Verse 13 (last clause). To walk in the presence of God is partly under his eyes, his guidance and care, partly in particular, where God is wont to be present, where he is worshipped by his people and scatters his blessings, opposed to his present state by which he was removed from the place of his worship and presence. Conf. 1Sa 26:19, etc. Lastly, to walk in the light of the living denotes in general to live amongst those who live in the light, or who enjoy the light, as it is said elsewhere, in the land of the living -- Psalms 27:13 Isaiah 38:11 53:8; Ezekiel 32:32 ; Psalms 142:6 -- opposed to the dead or the region of the dead, who dwell in darkness. But in particular it signifies to live in a safe and prosperous state, whose well known emblem is light. Hermann Venema.

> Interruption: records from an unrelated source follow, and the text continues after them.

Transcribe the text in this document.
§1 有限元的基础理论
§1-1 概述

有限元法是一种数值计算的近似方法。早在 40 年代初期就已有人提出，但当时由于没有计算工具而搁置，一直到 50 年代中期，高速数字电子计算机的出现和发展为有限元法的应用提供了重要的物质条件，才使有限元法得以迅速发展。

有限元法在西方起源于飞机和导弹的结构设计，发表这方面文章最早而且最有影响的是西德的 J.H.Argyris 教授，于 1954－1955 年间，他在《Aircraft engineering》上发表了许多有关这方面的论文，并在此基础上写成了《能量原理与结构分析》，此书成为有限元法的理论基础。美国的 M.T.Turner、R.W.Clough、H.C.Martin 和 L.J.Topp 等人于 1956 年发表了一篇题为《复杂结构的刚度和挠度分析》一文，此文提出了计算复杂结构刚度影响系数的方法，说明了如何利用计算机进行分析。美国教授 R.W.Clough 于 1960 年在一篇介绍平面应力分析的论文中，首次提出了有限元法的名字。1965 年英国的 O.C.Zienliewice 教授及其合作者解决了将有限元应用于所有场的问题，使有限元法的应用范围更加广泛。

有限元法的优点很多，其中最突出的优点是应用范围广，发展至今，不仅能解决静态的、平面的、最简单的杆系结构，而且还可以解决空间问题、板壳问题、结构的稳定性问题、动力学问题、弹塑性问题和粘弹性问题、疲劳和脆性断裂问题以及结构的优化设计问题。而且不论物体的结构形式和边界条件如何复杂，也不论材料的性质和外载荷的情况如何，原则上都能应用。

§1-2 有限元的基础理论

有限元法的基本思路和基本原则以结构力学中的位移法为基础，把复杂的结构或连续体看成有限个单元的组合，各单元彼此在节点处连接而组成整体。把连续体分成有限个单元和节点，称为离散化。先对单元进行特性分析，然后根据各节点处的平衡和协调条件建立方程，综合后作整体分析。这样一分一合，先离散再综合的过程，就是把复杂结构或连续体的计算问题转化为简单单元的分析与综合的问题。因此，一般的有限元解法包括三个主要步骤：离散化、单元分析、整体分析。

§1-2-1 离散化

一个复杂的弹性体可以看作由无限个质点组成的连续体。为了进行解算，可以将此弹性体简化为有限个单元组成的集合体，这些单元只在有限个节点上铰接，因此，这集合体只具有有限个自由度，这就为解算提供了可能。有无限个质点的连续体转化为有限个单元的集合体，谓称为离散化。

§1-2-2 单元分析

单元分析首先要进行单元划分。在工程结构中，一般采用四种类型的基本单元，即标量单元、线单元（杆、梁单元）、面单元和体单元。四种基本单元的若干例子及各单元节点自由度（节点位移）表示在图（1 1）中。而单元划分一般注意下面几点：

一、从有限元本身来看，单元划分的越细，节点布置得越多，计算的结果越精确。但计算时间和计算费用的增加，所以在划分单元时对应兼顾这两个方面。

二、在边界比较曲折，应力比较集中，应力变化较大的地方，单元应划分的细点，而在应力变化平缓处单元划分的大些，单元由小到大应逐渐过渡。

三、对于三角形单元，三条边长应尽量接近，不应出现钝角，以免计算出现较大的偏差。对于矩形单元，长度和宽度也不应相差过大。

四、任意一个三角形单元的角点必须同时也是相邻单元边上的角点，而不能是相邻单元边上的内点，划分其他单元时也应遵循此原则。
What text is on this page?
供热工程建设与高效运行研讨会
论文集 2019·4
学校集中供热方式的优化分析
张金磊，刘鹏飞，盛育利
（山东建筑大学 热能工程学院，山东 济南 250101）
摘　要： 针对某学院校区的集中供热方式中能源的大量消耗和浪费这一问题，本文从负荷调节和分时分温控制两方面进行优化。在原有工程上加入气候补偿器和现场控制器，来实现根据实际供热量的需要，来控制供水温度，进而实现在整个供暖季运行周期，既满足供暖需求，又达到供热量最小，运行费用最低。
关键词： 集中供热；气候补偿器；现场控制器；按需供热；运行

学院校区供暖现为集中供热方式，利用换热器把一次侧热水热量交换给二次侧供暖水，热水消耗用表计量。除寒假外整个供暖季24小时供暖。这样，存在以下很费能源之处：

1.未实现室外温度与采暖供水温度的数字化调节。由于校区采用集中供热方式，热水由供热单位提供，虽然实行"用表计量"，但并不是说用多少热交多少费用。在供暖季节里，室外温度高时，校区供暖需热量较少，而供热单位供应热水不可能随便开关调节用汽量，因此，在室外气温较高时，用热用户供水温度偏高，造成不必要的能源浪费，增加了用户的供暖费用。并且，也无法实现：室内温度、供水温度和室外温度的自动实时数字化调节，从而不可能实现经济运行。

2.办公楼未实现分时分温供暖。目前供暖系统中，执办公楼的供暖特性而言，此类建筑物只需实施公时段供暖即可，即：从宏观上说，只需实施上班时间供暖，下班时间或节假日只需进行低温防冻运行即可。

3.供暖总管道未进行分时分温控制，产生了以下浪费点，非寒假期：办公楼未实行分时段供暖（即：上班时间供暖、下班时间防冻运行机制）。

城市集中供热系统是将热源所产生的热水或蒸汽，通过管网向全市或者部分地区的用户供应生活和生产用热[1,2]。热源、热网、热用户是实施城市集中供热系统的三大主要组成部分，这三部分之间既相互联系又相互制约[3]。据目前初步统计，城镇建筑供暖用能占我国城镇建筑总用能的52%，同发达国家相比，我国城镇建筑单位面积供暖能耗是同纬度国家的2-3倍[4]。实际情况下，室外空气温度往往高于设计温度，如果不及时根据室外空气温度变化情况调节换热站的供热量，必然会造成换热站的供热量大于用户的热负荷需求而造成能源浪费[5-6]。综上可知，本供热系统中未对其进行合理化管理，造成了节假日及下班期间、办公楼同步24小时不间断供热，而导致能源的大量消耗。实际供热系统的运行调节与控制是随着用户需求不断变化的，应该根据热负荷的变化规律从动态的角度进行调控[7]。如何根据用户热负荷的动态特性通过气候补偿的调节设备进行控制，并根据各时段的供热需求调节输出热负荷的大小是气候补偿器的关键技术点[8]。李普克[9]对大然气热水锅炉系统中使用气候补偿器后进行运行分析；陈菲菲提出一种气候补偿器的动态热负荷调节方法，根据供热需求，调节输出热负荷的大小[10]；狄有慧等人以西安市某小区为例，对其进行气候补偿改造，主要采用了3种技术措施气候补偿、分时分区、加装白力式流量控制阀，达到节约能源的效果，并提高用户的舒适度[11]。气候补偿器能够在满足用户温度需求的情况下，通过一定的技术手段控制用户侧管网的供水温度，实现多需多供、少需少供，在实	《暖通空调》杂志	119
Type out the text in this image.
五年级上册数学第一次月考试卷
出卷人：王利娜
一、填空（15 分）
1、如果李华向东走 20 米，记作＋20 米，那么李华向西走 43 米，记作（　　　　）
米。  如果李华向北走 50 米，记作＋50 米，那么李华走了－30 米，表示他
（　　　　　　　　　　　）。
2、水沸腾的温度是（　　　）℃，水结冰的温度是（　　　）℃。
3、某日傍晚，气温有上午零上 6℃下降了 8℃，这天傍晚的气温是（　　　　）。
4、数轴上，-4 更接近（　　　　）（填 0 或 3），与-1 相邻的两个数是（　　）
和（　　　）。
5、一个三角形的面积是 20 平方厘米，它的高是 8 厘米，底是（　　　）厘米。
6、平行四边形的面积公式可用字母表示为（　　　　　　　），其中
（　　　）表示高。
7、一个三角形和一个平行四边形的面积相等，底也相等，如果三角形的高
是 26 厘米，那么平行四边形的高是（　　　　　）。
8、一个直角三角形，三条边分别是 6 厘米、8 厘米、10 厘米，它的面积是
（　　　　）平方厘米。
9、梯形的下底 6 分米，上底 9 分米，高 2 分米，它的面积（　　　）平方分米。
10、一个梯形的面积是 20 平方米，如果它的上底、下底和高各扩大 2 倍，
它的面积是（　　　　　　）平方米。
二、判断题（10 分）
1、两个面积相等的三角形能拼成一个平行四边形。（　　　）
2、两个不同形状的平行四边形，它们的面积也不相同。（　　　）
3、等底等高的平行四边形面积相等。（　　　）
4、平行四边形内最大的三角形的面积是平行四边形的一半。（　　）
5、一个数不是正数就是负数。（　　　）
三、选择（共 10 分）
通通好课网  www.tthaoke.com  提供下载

Verse 13 (last clause). We cannot restrict this phrase to the light of mortal life; David's vows bound him to walk in the light of spiritual life, and also in the light of eternal life, of which by faith he was a partaker. And most commentators have applied this verse to the light of glory in the world to come, as the real and final object of the believer's conversation here on earth. W. Wilson, D.D.

 

HINTS FOR PASTORS AND LAYPERSONS

Verse 12-13. You have here --

  1. The commemoration of former mercies: Thou hast delivered.
  2. The confidence of future: Wilt not thou.
  3. The end of all: To walk before God in the light of the living. Stephen Charnock.

Verse 13.

  1. The language of Gratitude -- Thou hast, etc.
  2. Of Faith -- Wilt not thou, etc.
  3. Of Hope -- That I may walk, etc. G. R.